MCF10A and MDA-MB231 cells were seeded into 96-well plates at a density (1 × 104 and 2 × 104 cells/well, respectively) and allowed to attach overnight. Bright field images were captured every 3 h for the duration of the experiment. The detection software was calibrated specifically for MCF10A and MDA-MB231 to ensure accurate distinction of cells from empty space. Cell proliferation data were obtained by the cell confluence increment in each of the treatments and expressed as percentage relative to that of control cells.

#### Cell migration

Cells seeded at equal density were allowed to grow to confluence overnight. The Essen Bioscience WoundMakerTM, an accessory for the IncuCyte Zoom®, was utilized to create Scratch-wounds of a standardized width (~600 μm). Cells were treated with the indicated inhibitors and imaged every 15 min for 44 h and the percentage of wound confluence was analyzed.

#### Cell death

Cells plated at equal density (2 × 104 cells/well) were treated with the indicated inhibitors in cell culture medium containing 0.5 μg/ml Propidium iodide (Sigma-Aldrich). Images of PI-stained red fluorescent cells were captured every 3 h for the duration of the experiment. For apoptosis detection, 50 μL/mL fluorochrome-conjugated Annexin V (Molecular Probes) was added to the medium together with Propidium iodide and apoptotic cell numbers were calculated.

### Crystallography

CK2α was expressed and purified for crystallization as previously published37. CK2α_KA at 5 mg/mL in 20 mM Tris, pH 8.0, 350 mM NaCl, 1 mM DTT, and 25 mM ATP was crystallized with 112.5 mM MES pH 6.5, 35% glycerol ethoxylate and 180 mM ammonium acetate in a 1:1 ratio with a total volume of 2 μL by the hanging drop vapour-diffusion method. The compounds were soaked at at 10 mM into these crystals for 15–20 h in 107 mM MES pH 6.5, 35% glycerol ethoxylate and 1.04 M ammonium acetate after which the crystals were cryo-cooled in liquid nitrogen for data collection. The crystals were cryo-cooled in liquid nitrogen in the same solution for data collection.

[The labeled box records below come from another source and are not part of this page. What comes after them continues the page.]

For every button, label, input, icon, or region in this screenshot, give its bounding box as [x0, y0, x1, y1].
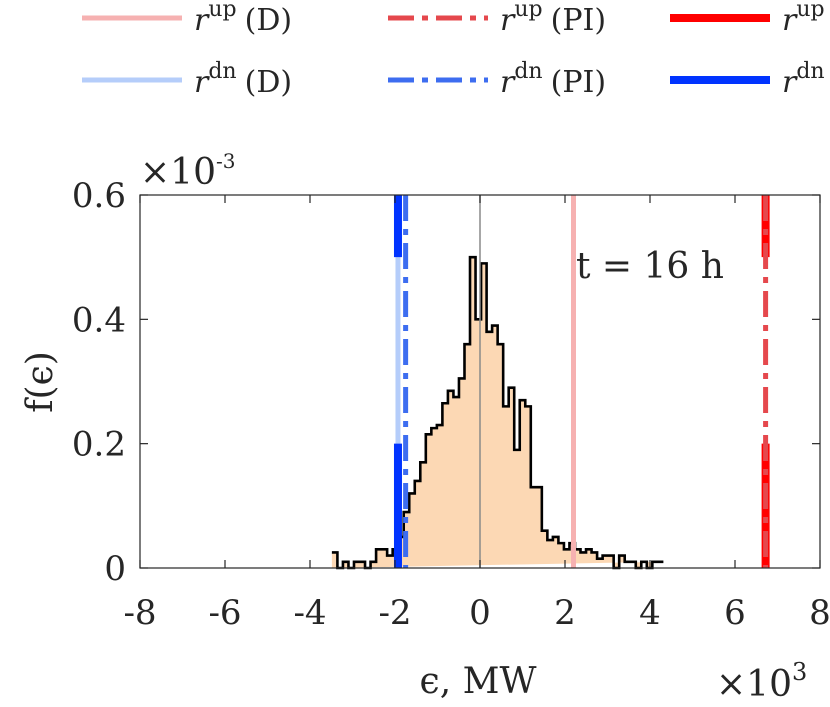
histogram-bin	[581, 552, 587, 568]
histogram-bin	[531, 487, 537, 568]
x-tick-label: -4	[293, 593, 326, 633]
histogram-bin	[514, 450, 520, 568]
legend-entry-r-dn-H: rdn(H)	[670, 59, 830, 100]
x-tick-label: -2	[378, 593, 411, 633]
histogram-bin	[597, 559, 603, 568]
legend-label: rdn (D)	[194, 59, 292, 100]
histogram-bin	[448, 391, 454, 568]
x-axis-label: ϵ, MW	[420, 661, 537, 702]
histogram-bin	[459, 378, 465, 568]
legend-label: rup(H)	[782, 0, 830, 38]
histogram-bin	[387, 556, 393, 568]
x-tick-label: 6	[724, 593, 746, 633]
x-tick-label: 4	[639, 593, 661, 633]
time-annotation: t = 16 h	[576, 246, 724, 287]
legend-entry-r-up-H: rup(H)	[670, 0, 830, 38]
legend-label: rdn (PI)	[500, 59, 606, 100]
y-multiplier: ×10-3	[140, 149, 235, 193]
x-tick-label: 2	[554, 593, 576, 633]
histogram-bin	[442, 403, 448, 568]
y-tick-label: 0	[104, 549, 126, 589]
legend-entry-r-up-PI: rup (PI)	[388, 0, 606, 38]
legend-label: rup (PI)	[500, 0, 606, 38]
legend-label: rup (D)	[194, 0, 292, 38]
y-axis-label: f(ϵ)	[20, 351, 61, 413]
plot-area: -8 -6 -4 -2 0 2 4 6 8 0 0.2 0.4 0.6	[72, 176, 830, 633]
histogram-bin	[503, 406, 509, 568]
histogram-outline	[331, 255, 664, 570]
x-tick-label: 8	[809, 593, 830, 633]
histogram-bin	[547, 540, 553, 568]
x-multiplier: ×103	[716, 658, 807, 705]
legend-entry-r-up-D: rup (D)	[82, 0, 292, 38]
y-tick-label: 0.6	[72, 176, 126, 216]
x-tick-label: -6	[208, 593, 241, 633]
histogram-bin	[437, 425, 443, 568]
legend: rup(D) rup(PI) rup(H) rdn(D) rdn(PI) rdn(H)	[82, 0, 830, 100]
legend-label: rdn(H)	[782, 59, 830, 100]
histogram-bin	[487, 332, 493, 568]
x-tick-label: -8	[123, 593, 156, 633]
y-tick-label: 0.2	[72, 425, 126, 465]
x-tick-label: 0	[469, 593, 491, 633]
histogram-bin	[431, 428, 437, 568]
legend-entry-r-dn-PI: rdn (PI)	[388, 59, 606, 100]
histogram-bin	[453, 397, 459, 568]
legend-entry-r-dn-D: rdn (D)	[82, 59, 292, 100]
y-tick-label: 0.4	[72, 300, 126, 340]
histogram-bin	[492, 326, 498, 568]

X-ray diffraction data was collected at the Diamond synchrotron radiation source, then processed using the pipedream package by Global Phasing Ltd; structures were solved by using programs from the CCP4 package. Models were iteratively refined and rebuilt by using AutoBuster and Coot programs. Ligand coordinates and restraints were generated from their SMILES strings using the Grade software package. All coordinates have been deposited to Protein Data Bank and accession numbers, data collection, refinement statistics, crystallisation and soaking conditions are shown in Table S1.